Health and Wellness: Bone health
The peak of our bone health is around age 25-29.
The National Institute of Health explains that the body constantly absorbs and replaces bone tissue. Therefore, parents should think of their children’s bones as a bank account, where “deposits” of good food and exercise help build strong teeth and bones. A healthy skeleton is a great asset later in life. See bones.nih.gov/health-info/bone/bone-health/juvenile#3 for tips on building strong bones in your children, including while you are pregnant.
The American Academy of Orthopaedic Surgeons points out that the best time to build bone density is during years of rapid growth.
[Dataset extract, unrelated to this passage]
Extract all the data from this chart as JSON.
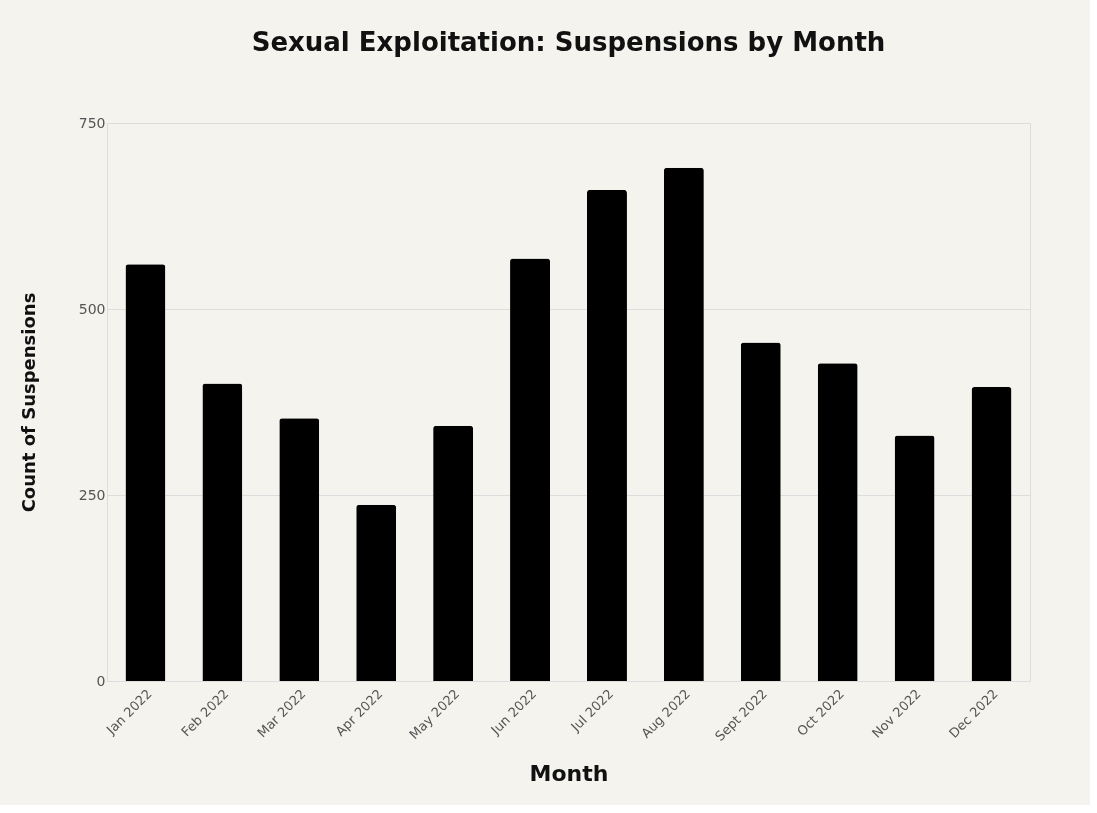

We lose bone mass with age, but developing high bone mass when young better protects us against osteoporosis later in life. For information: visit orthoinfo.aaos.org/en/staying-healthy/healthy-bones-at-every-age.
With the bone disease osteoporosis, new bone creation doesn't keep up with old bone removal. It causes bones to become weak and brittle. Some persons with osteoporosis can fracture a bone with stress as mild as bending over or coughing. Osteoporosis-related fractures most commonly occur in the hip, wrist or spine.
Prevent the deterioration of bones with a healthy diet that includes calcium and is low in alcohol. Weight-bearing exercise and activities promoting balance help bones stay strong.